Student Profile
Thurston Brevett
Electrical and Computer Engineering, College of Engineering
Brevett, Thurston
Hall of Fame
  • NSF Graduate Research Fellowship Program 2018
    The NSF GRFP supports outstanding graduate students in NSF-supported science, technology, engineering, and mathematics disciplines who are pursuing research-based masters and doctoral degrees at accredited United States institutions.
  • Graduate Education for Minorities (GEM) Ph.D. Engineering Fellowship 2018
    The goal of this program is to increase the number of minority students who pursue doctoral degrees in the natural science disciplines — chemistry, physics, earth sciences, mathematics, biological sciences, and computer science.

About

Thurston Brevett is an electrical engineer with a primary interest in remote sensing. Moving from rigorous coursework into the puzzles and challenges of research, Brevett joined the Awareness and Localization of Explosives-Related Threats (ALERT) lab in his first year on campus. Brevett’s work on the lab’s synthetic aperture radar (SAR), designing filtering techniques and surface reconstruction algorithms, not only helped the lab earn a $1.2 million grant but also, and more importantly, helped significantly advance the ability of future airport personnel scanners to detect concealed non-metallic objects. While the applications of this work in the realm of airport security are clear, Brevett’s drive to help us “see” better and image the world around us with greater clarity has implications in any number of fields: detecting and locating heartbeats hidden within rubble, mapping the unknown ocean floor, identifying and analyzing a tumor that might not be apparent to the human eye.

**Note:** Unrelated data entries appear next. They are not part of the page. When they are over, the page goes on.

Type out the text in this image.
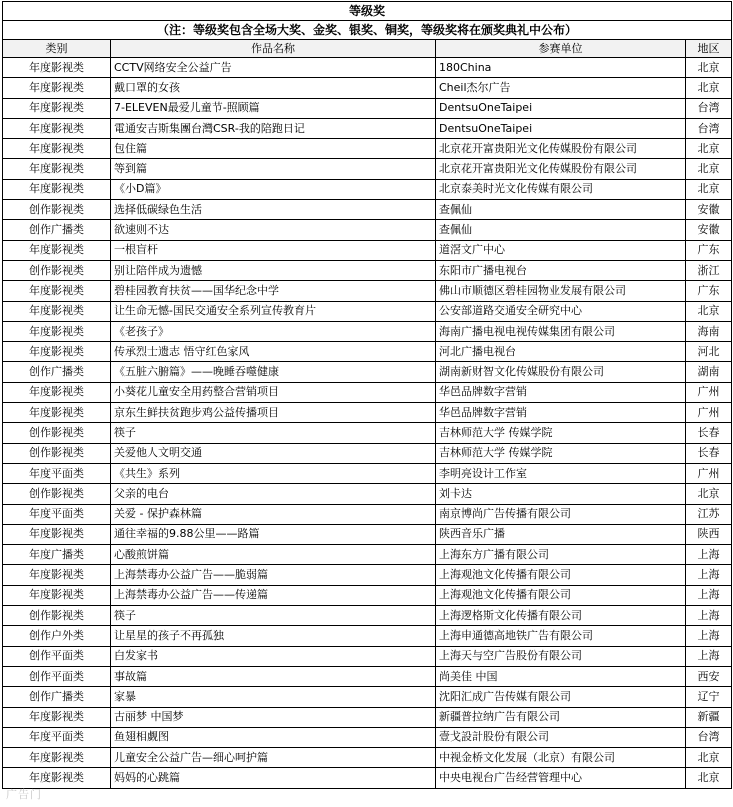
等级奖			
（注：等级奖包含全场大奖、金奖、银奖、铜奖，等级奖将在颁奖典礼中公布）			
类别	作品名称	参赛单位	地区
年度影视类	CCTV网络安全公益广告	180China	北京
年度影视类	戴口罩的女孩	Cheil杰尔广告	北京
年度影视类	7-ELEVEN最爱儿童节-照顾篇	DentsuOneTaipei	台湾
年度影视类	電通安吉斯集團台灣CSR-我的陪跑日记	DentsuOneTaipei	台湾
年度影视类	包住篇	北京花开富贵阳光文化传媒股份有限公司	北京
年度影视类	等到篇	北京花开富贵阳光文化传媒股份有限公司	北京
年度影视类	《小D篇》	北京泰美时光文化传媒有限公司	北京
创作影视类	选择低碳绿色生活	查佩仙	安徽
创作广播类	欲速则不达	查佩仙	安徽
年度影视类	一根盲杆	道滘文广中心	广东
创作影视类	别让陪伴成为遗憾	东阳市广播电视台	浙江
年度影视类	碧桂园教育扶贫——国华纪念中学	佛山市顺德区碧桂园物业发展有限公司	广东
年度影视类	让生命无憾-国民交通安全系列宣传教育片	公安部道路交通安全研究中心	北京
年度影视类	《老孩子》	海南广播电视电视传媒集团有限公司	海南
年度影视类	传承烈士遗志 悟守红色家风	河北广播电视台	河北
创作广播类	《五脏六腑篇》——晚睡吞噬健康	湖南新财智文化传媒股份有限公司	湖南
年度影视类	小葵花儿童安全用药整合营销项目	华邑品牌数字营销	广州
年度影视类	京东生鲜扶贫跑步鸡公益传播项目	华邑品牌数字营销	广州
创作影视类	筷子	吉林师范大学 传媒学院	长春
创作影视类	关爱他人文明交通	吉林师范大学 传媒学院	长春
年度平面类	《共生》系列	李明亮设计工作室	广州
创作影视类	父亲的电台	刘卡达	北京
年度平面类	关爱 - 保护森林篇	南京博尚广告传播有限公司	江苏
年度影视类	通往幸福的9.88公里——路篇	陕西音乐广播	陕西
年度广播类	心酸煎饼篇	上海东方广播有限公司	上海
年度影视类	上海禁毒办公益广告——脆弱篇	上海观池文化传播有限公司	上海
年度影视类	上海禁毒办公益广告——传递篇	上海观池文化传播有限公司	上海
创作影视类	筷子	上海逻格斯文化传播有限公司	上海
创作户外类	让星星的孩子不再孤独	上海申通德高地铁广告有限公司	上海
创作平面类	白发家书	上海天与空广告股份有限公司	上海
创作平面类	事故篇	尚美佳 中国	西安
创作广播类	家暴	沈阳汇成广告传媒有限公司	辽宁
年度影视类	古丽梦 中国梦	新疆普拉纳广告有限公司	新疆
年度平面类	鱼翅相觑图	壹戈設計股份有限公司	台湾
年度影视类	儿童安全公益广告—细心呵护篇	中视金桥文化发展（北京）有限公司	北京
年度影视类	妈妈的心跳篇	中央电视台广告经营管理中心	北京
广告门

Brevett is also a passionate educator and advocate for educational access, having undertaken research on parental and family engagement with Boston Partners in Education, chaired the Pre-College Initiative of the Black Engineering Student Society, and co-founded Bits and Bots, a program that teaches robotics to underserved youth in Boston.

Brevett will pursue his PhD in electrical engineering at Stanford University.